ホームに残されたカツ丼
ある日。
地下鉄の改札を通り
ホームで地下鉄が来るのを待とうとすると
ベンチの上にコンビニのカツ丼が
乗っていることに気がついた。
足を止めることなく
その横を通り過ぎてみた。
どうやら食べ残しでは無く新品のよう。
誰かが忘れてったんだな…。
そこからそのカツ丼の時系列を想像してみた。
きっと誰かがこの駅に来る前にコンビニに寄り
このカツ丼を買った。

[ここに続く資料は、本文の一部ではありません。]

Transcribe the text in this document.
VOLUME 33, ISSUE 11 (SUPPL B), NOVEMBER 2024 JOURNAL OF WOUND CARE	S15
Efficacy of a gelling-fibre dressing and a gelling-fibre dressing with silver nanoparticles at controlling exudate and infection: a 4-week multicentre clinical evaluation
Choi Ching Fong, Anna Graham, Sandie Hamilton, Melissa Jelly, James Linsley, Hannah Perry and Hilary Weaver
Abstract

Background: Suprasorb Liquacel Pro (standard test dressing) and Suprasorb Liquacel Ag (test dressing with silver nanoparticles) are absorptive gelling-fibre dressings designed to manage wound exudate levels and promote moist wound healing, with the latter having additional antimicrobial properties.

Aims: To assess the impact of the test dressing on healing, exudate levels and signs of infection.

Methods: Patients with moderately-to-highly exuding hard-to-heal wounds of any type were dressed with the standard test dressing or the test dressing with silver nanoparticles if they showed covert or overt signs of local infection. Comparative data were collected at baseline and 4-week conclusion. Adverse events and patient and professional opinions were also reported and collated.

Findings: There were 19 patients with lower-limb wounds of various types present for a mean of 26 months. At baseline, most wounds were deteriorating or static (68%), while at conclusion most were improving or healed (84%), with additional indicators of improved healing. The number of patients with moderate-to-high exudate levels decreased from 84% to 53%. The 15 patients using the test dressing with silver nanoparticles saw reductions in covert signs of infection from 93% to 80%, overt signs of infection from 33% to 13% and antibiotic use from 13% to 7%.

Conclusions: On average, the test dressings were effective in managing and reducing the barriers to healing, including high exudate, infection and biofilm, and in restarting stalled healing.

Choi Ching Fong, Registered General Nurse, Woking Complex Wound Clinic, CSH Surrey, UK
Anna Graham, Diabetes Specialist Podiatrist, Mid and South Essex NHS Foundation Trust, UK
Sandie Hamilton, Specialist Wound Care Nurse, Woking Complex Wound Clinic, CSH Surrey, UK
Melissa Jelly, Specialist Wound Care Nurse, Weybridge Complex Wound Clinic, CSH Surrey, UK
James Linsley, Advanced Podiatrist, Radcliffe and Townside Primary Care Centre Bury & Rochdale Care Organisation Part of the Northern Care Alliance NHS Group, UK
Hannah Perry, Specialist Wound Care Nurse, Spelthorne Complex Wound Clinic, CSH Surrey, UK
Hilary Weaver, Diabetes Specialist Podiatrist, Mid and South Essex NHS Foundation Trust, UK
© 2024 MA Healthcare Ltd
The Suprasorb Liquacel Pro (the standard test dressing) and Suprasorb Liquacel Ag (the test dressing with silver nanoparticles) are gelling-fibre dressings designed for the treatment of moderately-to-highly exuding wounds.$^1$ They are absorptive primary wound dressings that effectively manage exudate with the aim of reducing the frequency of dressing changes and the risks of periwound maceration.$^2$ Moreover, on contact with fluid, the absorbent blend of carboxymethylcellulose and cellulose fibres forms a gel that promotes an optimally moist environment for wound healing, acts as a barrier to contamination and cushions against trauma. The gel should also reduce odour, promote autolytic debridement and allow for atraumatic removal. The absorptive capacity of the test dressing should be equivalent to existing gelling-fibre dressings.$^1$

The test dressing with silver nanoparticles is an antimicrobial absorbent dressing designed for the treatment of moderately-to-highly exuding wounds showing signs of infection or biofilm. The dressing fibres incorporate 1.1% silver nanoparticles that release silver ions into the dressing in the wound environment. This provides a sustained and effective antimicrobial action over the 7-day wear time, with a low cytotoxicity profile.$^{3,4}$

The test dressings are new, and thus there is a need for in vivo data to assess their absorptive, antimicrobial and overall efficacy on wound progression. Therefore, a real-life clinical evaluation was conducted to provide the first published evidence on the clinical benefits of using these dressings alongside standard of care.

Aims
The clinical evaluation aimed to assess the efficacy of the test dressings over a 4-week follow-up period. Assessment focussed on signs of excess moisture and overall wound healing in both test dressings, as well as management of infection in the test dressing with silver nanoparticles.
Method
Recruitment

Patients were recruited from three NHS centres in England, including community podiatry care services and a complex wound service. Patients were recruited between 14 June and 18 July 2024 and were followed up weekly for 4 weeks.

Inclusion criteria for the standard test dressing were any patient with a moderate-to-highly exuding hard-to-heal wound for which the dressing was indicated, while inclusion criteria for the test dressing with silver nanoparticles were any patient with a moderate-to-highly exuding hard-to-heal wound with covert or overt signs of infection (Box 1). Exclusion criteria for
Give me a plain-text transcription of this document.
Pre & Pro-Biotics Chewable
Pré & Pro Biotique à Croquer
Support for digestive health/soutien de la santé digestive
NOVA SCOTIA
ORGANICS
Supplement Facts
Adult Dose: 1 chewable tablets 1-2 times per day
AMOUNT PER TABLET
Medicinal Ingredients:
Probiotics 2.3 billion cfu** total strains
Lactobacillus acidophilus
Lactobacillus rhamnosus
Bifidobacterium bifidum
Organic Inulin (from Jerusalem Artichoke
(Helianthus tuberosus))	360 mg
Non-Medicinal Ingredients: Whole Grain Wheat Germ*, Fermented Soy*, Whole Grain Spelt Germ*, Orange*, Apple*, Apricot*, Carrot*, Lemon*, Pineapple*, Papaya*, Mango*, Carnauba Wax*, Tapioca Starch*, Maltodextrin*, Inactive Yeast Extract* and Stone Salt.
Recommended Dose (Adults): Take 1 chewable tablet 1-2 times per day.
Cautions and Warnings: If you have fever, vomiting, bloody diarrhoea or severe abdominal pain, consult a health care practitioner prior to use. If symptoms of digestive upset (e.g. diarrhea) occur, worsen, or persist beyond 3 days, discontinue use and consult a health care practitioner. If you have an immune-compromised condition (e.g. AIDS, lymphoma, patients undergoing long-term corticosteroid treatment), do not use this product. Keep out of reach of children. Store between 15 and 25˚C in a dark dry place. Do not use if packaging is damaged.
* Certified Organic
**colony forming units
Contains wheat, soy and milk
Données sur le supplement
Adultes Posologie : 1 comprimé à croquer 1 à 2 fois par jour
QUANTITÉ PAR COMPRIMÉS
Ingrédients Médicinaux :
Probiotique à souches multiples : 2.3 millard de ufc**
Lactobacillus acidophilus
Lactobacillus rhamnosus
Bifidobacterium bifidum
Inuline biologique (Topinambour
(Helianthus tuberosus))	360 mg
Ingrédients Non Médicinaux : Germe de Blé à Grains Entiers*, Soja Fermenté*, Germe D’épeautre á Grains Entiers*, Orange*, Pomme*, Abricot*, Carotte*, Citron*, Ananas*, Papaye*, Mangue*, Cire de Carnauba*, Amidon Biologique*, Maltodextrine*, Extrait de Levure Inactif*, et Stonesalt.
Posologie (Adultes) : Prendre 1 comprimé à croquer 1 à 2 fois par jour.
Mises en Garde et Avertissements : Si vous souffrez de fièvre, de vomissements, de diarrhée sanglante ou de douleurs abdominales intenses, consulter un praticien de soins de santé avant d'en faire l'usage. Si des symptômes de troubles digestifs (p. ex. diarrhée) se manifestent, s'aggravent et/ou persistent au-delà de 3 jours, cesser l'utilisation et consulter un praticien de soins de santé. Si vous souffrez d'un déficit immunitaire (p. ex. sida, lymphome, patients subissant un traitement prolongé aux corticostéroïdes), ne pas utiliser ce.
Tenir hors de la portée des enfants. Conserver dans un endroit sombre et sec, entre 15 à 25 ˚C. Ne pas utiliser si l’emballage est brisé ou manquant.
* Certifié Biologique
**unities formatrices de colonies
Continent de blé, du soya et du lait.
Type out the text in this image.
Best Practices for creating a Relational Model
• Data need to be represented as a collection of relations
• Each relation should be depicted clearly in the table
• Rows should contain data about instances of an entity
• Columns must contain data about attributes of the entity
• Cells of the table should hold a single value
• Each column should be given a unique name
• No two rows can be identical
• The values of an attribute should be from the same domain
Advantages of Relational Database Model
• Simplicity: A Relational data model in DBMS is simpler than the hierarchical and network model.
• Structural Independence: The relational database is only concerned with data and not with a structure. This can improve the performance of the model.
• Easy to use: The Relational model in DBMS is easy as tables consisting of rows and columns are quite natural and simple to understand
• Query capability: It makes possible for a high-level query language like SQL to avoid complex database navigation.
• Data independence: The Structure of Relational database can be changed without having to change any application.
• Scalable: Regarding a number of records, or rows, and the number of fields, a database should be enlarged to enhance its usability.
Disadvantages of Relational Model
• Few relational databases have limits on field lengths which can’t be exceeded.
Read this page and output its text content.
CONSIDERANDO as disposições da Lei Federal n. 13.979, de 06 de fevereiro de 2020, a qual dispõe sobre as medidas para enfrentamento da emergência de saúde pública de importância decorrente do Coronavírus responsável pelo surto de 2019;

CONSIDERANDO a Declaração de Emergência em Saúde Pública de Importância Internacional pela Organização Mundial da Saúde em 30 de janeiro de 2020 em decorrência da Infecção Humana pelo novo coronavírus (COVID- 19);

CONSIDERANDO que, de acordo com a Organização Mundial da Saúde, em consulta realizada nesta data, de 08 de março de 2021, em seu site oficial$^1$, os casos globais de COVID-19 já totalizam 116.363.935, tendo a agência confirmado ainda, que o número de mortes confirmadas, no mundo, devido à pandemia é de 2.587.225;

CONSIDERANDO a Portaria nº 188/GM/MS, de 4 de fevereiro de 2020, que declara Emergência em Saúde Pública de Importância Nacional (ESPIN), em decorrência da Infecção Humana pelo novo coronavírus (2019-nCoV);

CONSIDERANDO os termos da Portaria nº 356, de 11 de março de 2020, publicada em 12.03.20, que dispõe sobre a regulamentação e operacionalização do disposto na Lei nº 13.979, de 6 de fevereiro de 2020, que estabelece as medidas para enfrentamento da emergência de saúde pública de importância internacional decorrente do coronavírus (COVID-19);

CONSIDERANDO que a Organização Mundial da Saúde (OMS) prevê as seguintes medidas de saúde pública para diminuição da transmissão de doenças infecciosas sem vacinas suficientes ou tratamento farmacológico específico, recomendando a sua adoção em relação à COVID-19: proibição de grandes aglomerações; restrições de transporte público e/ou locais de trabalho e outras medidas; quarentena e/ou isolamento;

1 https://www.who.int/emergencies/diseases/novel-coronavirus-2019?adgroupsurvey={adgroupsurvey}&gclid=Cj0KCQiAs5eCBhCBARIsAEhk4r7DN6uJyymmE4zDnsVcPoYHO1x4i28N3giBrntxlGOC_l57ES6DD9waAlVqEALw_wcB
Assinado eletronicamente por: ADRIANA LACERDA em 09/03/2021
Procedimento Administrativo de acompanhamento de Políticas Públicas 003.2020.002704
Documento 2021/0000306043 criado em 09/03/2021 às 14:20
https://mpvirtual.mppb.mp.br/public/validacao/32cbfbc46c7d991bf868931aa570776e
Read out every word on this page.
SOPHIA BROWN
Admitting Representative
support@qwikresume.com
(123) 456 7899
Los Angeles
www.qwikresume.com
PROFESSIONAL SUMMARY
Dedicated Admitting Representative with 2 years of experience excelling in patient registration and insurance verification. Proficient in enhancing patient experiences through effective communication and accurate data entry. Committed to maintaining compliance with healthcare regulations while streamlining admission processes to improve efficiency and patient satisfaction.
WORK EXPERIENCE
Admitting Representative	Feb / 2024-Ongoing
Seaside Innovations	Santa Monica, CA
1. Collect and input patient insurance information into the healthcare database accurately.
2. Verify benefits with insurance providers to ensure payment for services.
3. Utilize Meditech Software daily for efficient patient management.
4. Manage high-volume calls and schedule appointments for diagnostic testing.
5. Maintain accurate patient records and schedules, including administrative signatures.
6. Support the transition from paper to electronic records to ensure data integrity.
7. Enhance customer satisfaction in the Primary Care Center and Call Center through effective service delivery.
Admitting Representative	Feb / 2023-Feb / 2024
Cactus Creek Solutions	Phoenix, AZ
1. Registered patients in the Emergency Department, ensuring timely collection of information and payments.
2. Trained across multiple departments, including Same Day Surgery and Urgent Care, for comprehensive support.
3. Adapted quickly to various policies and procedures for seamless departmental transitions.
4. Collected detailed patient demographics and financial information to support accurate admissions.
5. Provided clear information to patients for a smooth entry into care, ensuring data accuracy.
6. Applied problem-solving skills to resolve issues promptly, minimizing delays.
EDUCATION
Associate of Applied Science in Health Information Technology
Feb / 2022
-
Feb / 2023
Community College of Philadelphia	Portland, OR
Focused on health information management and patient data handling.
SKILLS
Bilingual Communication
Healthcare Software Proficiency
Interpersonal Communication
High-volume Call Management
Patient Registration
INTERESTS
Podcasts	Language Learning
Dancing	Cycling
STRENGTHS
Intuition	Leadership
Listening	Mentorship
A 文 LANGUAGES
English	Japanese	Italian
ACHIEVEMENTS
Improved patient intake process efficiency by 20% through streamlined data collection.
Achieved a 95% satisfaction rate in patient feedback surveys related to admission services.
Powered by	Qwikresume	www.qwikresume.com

お腹が空いてたんだろう。
レジ袋は有料だから断って、手に持つことにしたんだ。
駅に着いて改札を抜けて
ホームのベンチに腰掛けて
スマホをいじる。
その時ベンチにカツ丼を置いたせいで
そのまま忘れ去られてしまった…
でもどうだろう。
スプーンや箸はなかったし…
実は全く違うエピソードがあって
知らない人にカツ丼をお裾分けされて
流石に怖くて置いて帰ったとか
実は3日前から放置された謎のカツ丼とか
毒薬が仕込まれた事件性の高いカツ丼とか
爆発するカツ丼とか。
カツ丼ひとつで妄想がどんどん広がった。
ある意味恐ろしい忘れ物に思えてきて
できるだけ関わりたくないと思い
カツ丼とは距離を置きながら地下鉄が来るのを待った。
そうすると
カメラを持った青年が
ホームへ歩いてきて、彼もカツ丼に気がついた。
あ、ちょうど地下鉄が来る。
その時青年は、手に持つ大きな一眼レフを
カツ丼に向けてパシャっとシャッターを切った。
カツ丼は彼のカメラの中に収められた。
彼はカツ丼にどんなストーリーを想像したのか。
何を感じてシャッターを切ったのか。
そしてなぜカツ丼はそこにあったのか。
コンビニのカツ丼ひとつで
きっとあそこのホームでカツ丼を見つけてしまった人たちは、いろんな想像を繰り広げる。
何通りも。
でも誰にもカツ丼の気持ちはわからない。
悲しいのか、寂しいのか、ホッとしているのか。
コンビニに陳列されているカツ丼よりも
少し存在感の増したカツ丼なのであった。